L'examen de ce graphique permet également de constater que :
- l'activité de broyage de résidus métalliques (dont les véhicules hors d'usage) est celle produisant le plus de déchets mis en décharge. La quantité mise en décharge par Marx Spaenlin à Illzach a été estimée
- le cas de COVED est particulier dans la mesure où il s'agit de refus de compostage sur ordures ménagères brutes. Cette activité est donc le résultat d'une opération de valorisation
- le secteur de la papeterie est représenté par trois entreprises avec des quantités de déchets mis en décharge variant du simple au double (de 6 000 à 12 000 tonnes). Le « taux de valorisation » est très différent. La variation prononcée de cette performance environnementale nécessiterait un examen approfondi pour en connaître les raisons.
Il faut également noter que ces neuf premières entreprises utilisent des déchets comme matière première. Ce constat serait renforcé si les centres de tri avaient dû répondre au questionnaire prévu par le règlement européen 166/2006. Il est en effet connu que l'activité de tri est un pourvoyeur important de l'élimination en décharge.

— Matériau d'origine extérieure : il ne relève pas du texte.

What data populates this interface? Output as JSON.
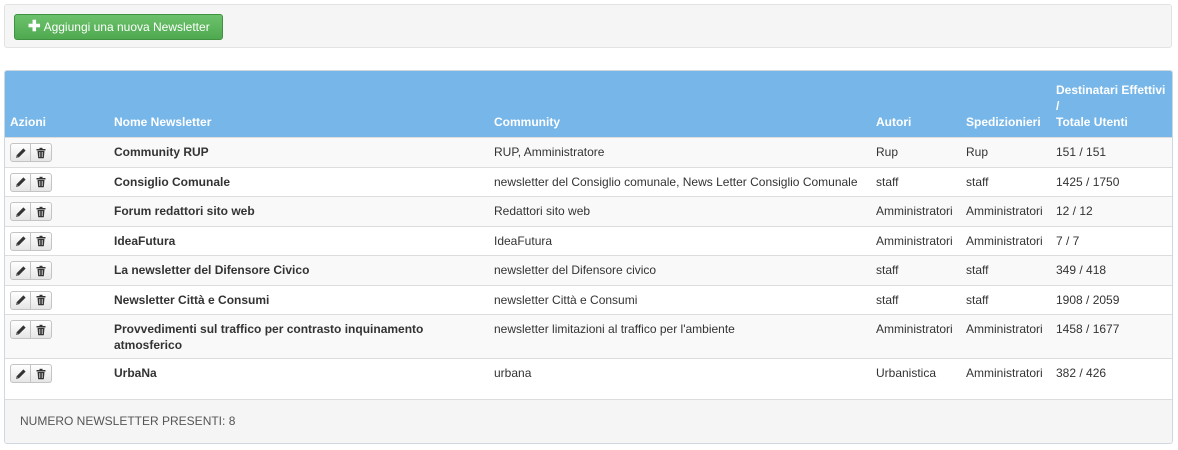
{
  "toolbar": {
    "add_label": "Aggiungi una nuova Newsletter"
  },
  "table": {
    "headers": {
      "actions": "Azioni",
      "name": "Nome Newsletter",
      "community": "Community",
      "authors": "Autori",
      "senders": "Spedizionieri",
      "dest_line1": "Destinatari Effettivi",
      "dest_line2": "/",
      "dest_line3": "Totale Utenti"
    },
    "rows": [
      {
        "name": "Community RUP",
        "community": "RUP, Amministratore",
        "authors": "Rup",
        "senders": "Rup",
        "recipients": "151 / 151"
      },
      {
        "name": "Consiglio Comunale",
        "community": "newsletter del Consiglio comunale, News Letter Consiglio Comunale",
        "authors": "staff",
        "senders": "staff",
        "recipients": "1425 / 1750"
      },
      {
        "name": "Forum redattori sito web",
        "community": "Redattori sito web",
        "authors": "Amministratori",
        "senders": "Amministratori",
        "recipients": "12 / 12"
      },
      {
        "name": "IdeaFutura",
        "community": "IdeaFutura",
        "authors": "Amministratori",
        "senders": "Amministratori",
        "recipients": "7 / 7"
      },
      {
        "name": "La newsletter del Difensore Civico",
        "community": "newsletter del Difensore civico",
        "authors": "staff",
        "senders": "staff",
        "recipients": "349 / 418"
      },
      {
        "name": "Newsletter Città e Consumi",
        "community": "newsletter Città e Consumi",
        "authors": "staff",
        "senders": "staff",
        "recipients": "1908 / 2059"
      },
      {
        "name": "Provvedimenti sul traffico per contrasto inquinamento atmosferico",
        "community": "newsletter limitazioni al traffico per l'ambiente",
        "authors": "Amministratori",
        "senders": "Amministratori",
        "recipients": "1458 / 1677"
      },
      {
        "name": "UrbaNa",
        "community": "urbana",
        "authors": "Urbanistica",
        "senders": "Amministratori",
        "recipients": "382 / 426"
      }
    ]
  },
  "footer": {
    "count_label": "NUMERO NEWSLETTER PRESENTI: 8"
  },
  "colors": {
    "header_bg": "#76b6e9",
    "add_button": "#5cb85c"
  },
  "icons": {
    "add": "plus-icon",
    "edit": "pencil-icon",
    "delete": "trash-icon"
  }
}
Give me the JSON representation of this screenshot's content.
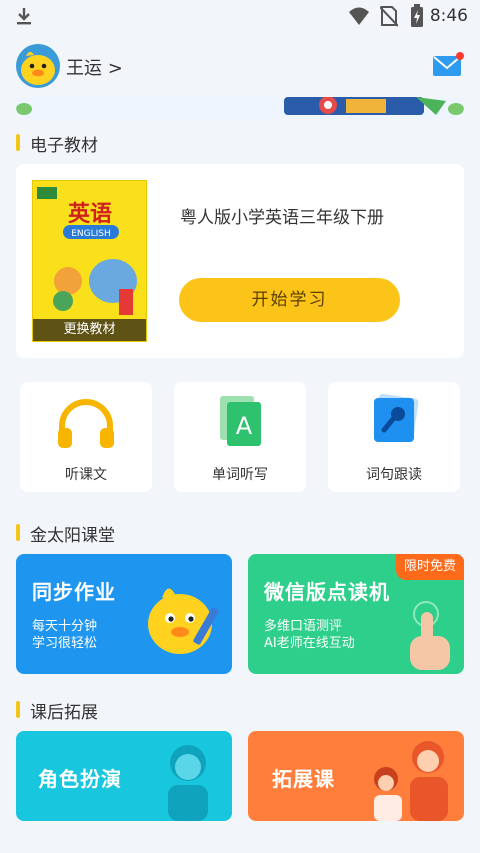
{
  "status_bar": {
    "time": "8:46",
    "icons": [
      "download-icon",
      "wifi-icon",
      "no-sim-icon",
      "battery-charging-icon"
    ]
  },
  "header": {
    "user_name": "王运 >",
    "mail_icon": "mail-icon",
    "has_notification": true
  },
  "textbook_section": {
    "title": "电子教材",
    "book_title": "粤人版小学英语三年级下册",
    "cover_title": "英语",
    "cover_subtitle": "ENGLISH",
    "change_label": "更换教材",
    "start_label": "开始学习"
  },
  "tools": [
    {
      "label": "听课文",
      "icon": "headphones-icon"
    },
    {
      "label": "单词听写",
      "icon": "letter-card-icon"
    },
    {
      "label": "词句跟读",
      "icon": "microphone-icon"
    }
  ],
  "classroom_section": {
    "title": "金太阳课堂",
    "cards": [
      {
        "title": "同步作业",
        "sub1": "每天十分钟",
        "sub2": "学习很轻松"
      },
      {
        "title": "微信版点读机",
        "sub1": "多维口语测评",
        "sub2": "AI老师在线互动",
        "badge": "限时免费"
      }
    ]
  },
  "extension_section": {
    "title": "课后拓展",
    "cards": [
      {
        "title": "角色扮演"
      },
      {
        "title": "拓展课"
      }
    ]
  },
  "colors": {
    "accent_yellow": "#fcc419",
    "blue_card": "#1e96f0",
    "green_card": "#2ecf8a",
    "cyan_card": "#18c6dd",
    "orange_card": "#ff7e3c",
    "badge": "#ff6a1a"
  }
}
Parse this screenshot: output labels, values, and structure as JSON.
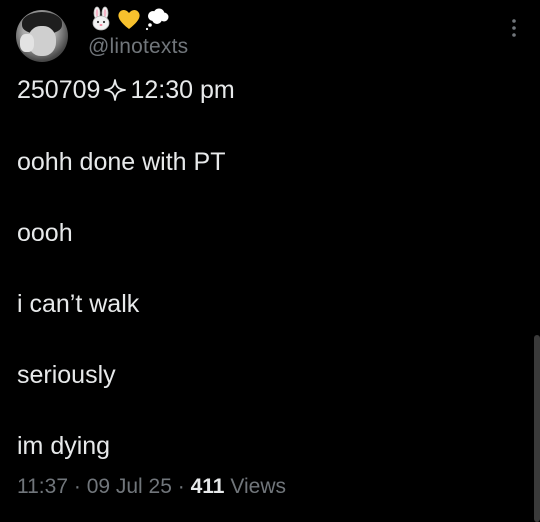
{
  "author": {
    "handle": "@linotexts",
    "name_emojis": [
      "rabbit-face-emoji",
      "yellow-heart-emoji",
      "thought-balloon-emoji"
    ]
  },
  "tweet": {
    "date_code": "250709",
    "separator_icon": "sparkle-icon",
    "time_label": "12:30 pm",
    "lines": [
      "oohh done with PT",
      "oooh",
      "i can’t walk",
      "seriously",
      "im dying"
    ]
  },
  "meta": {
    "time": "11:37",
    "dot1": "·",
    "date": "09 Jul 25",
    "dot2": "·",
    "views_count": "411",
    "views_label": "Views"
  },
  "colors": {
    "background": "#000000",
    "text_primary": "#e7e9ea",
    "text_secondary": "#71767b",
    "heart": "#f7c12d"
  }
}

Ce bilan résulte de la loi n° 92-646 du 13 juillet 1992 qui a introduit la notion de déchet ultime et a prévu qu'à compter du 1er juillet 2002, les installations d'élimination des déchets par stockage ne seraient autorisées à accueillir que des déchets ultimes. La production de déchets s'est donc concentrée sur quelques entreprises ou activités qui génèrent des déchets de « second ordre ». Les limites du dispositif réglementaire imposé en 2002, il y a six ans à peine, semblent atteintes. La loi issue des discussions du Grenelle de l'environnement prévue cet automne devrait relancer la dynamique nécessaire à une réelle maîtrise de la production, et non plus seulement du traitement, des déchets.